Adaptation Chronique d’un printemps 27

Paris, vendredi 10 avril 2020

Aujourd’hui, je me sens un peu comme Louis XVI retour de chasse en juillet 1789, qui écrit sur son carnet, Rien.

Loin des radios et télés qui organisent avec beaucoup de bêtise une fausse ou vraie guerre des médecins.

Monoprix est souvent dépourvu de farine, les gens font des gâteaux, comme me l’a confirmé hier une des dames qui remplit les rayons. On s’est parlé, quel exploit ! À 1 mètre 50 bien tassé, comme il se doit. Elle a un masque, moi pas.

Hier, retour de courses, j’ai écouté les sonates 7, 8, 9 de Beethoven, vieil enregistrement d’Yves Nat. Rien ne vaudra jamais Trifonov en direct, dans une salle. Mais bon, il faut s’adapter. Mais comment s’adapter à penser que les autres sont un danger et que j’en suis un aussi ?

Téléphones des uns et des autres, loupe sur les caractères : j’entends le mien en retour, ses défauts et qualités surexposés.

J’ai continué à lire L’Étrange défaite. Ici, beau temps, et même, magnifique contrairement au début du printemps 1940.

Moi, dans la glace : l’air un peu tendu, l’atmosphère générale n’est pas porteuse de tranquillité, mes racines, mais ce n’est pas si terrible que je ne le craignais, pas si rapide, pas si tranché, et l’idée que désormais, je serai comme ça pour un bout de temps.

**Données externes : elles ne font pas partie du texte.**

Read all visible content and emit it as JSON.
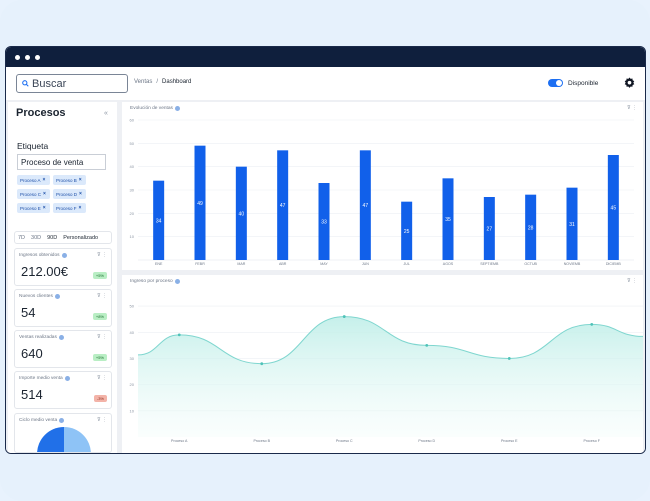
{
  "topbar": {
    "search_placeholder": "Buscar",
    "breadcrumb": [
      "Ventas",
      "/",
      "Dashboard"
    ],
    "availability_label": "Disponible"
  },
  "sidebar": {
    "title": "Procesos",
    "tag_label": "Etiqueta",
    "tag_value": "Proceso de venta",
    "chips": [
      "Proceso A",
      "Proceso B",
      "Proceso C",
      "Proceso D",
      "Proceso E",
      "Proceso F"
    ],
    "ranges": [
      "7D",
      "30D",
      "90D",
      "Personalizado"
    ],
    "kpis": [
      {
        "title": "Ingresos obtenidos",
        "value": "212.00€",
        "badge": "+5%",
        "tone": "green"
      },
      {
        "title": "Nuevos clientes",
        "value": "54",
        "badge": "+8%",
        "tone": "green"
      },
      {
        "title": "Ventas realizadas",
        "value": "640",
        "badge": "+5%",
        "tone": "green"
      },
      {
        "title": "Importe medio venta",
        "value": "514",
        "badge": "-3%",
        "tone": "red"
      },
      {
        "title": "Ciclo medio venta",
        "value": "",
        "badge": "",
        "tone": ""
      }
    ]
  },
  "chart_data": [
    {
      "type": "bar",
      "title": "Evolución de ventas",
      "categories": [
        "ENE",
        "FEBR",
        "MAR",
        "ABR",
        "MAY",
        "JUN",
        "JUL",
        "AGOS",
        "SEPTIEMB",
        "OCTUB",
        "NOVIEMB",
        "DICIEMB"
      ],
      "values": [
        34,
        49,
        40,
        47,
        33,
        47,
        25,
        35,
        27,
        28,
        31,
        45
      ],
      "yticks": [
        10,
        20,
        30,
        40,
        50,
        60
      ],
      "ylim": [
        0,
        60
      ],
      "grid": true,
      "color": "#1160ea"
    },
    {
      "type": "area",
      "title": "Ingreso por proceso",
      "categories": [
        "Proceso A",
        "Proceso B",
        "Proceso C",
        "Proceso D",
        "Proceso E",
        "Proceso F"
      ],
      "values": [
        39,
        28,
        46,
        35,
        30,
        43
      ],
      "yticks": [
        10,
        20,
        30,
        40,
        50
      ],
      "ylim": [
        0,
        55
      ],
      "grid": true,
      "color": "#7fd6cf"
    }
  ],
  "colors": {
    "accent": "#1d6ff2",
    "navy": "#0f1f3d"
  }
}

Dilution de l’avenir normal. Vivable, mais pas amusant. Il va falloir que se créent de petites prises sur le temps, comme si on apprenait à grimper sur un rocher au Vieux Campeur, celui qu’on voit en vitrine, en contrebas, quand on passe dans la rue des Écoles, enfin, quand on passait.

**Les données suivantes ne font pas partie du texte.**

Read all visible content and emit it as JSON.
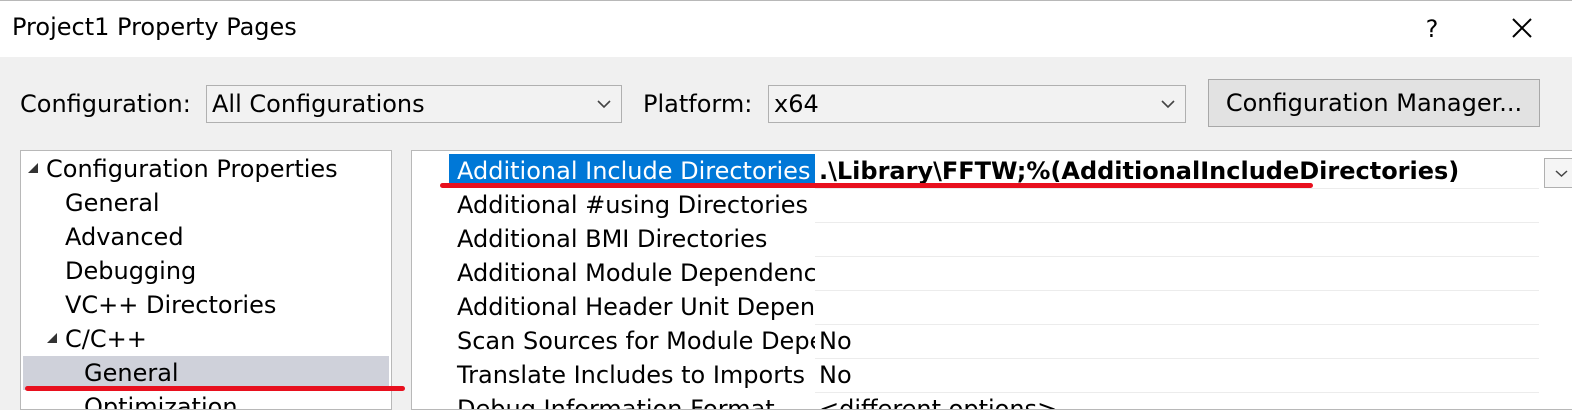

Blandans, mercredi 10 avril 1940

La Seille a fini par déborder, c’est souvent comme ça au printemps, fonte des neiges et pluies, elle envahit les prés communaux sur plusieurs hectares, elle couvre même des kilomètres carrés, étrange capacité pour ce mince cours d’eau, elle coupe la route secondaire, dite « des Iles » entre Domblans et Voiteur, elle coupe la route entre Blandans et Domblans. Ce n’est pas forcément très profond. Mais on n’ose plus passer, car on ne sait pas très bien le tracé exact de la chaussée, quand on ne la voit pas, où sont les fossés et les dénivelés, qui feraient perdre l’équilibre et on tomberait dans l’eau boueuse. Pas de communication. Pas de panique, non plus. À la campagne, on a toujours des provisions. Un de ces jours, la Seille va rentrer dans son lit. Pour l’instant, on reste sur notre colline. La fontaine crache des flots d’eau un peu boueuse. Ce n’est pas sale, juste du limon un peu remué. Un petit goût de terre.

Dans les Ardennes, dans les Flandres aussi, il pleut. Marc Bloch, préposé au ravitaillement en essence, se fait du souci à propos de l’immobilisme, des querelles d’état-major, comme je le lis en 2020 dans L’Étrange défaite, qui traîne en longueur et montre cet étirement, ce temps perdu, ce temps de printemps.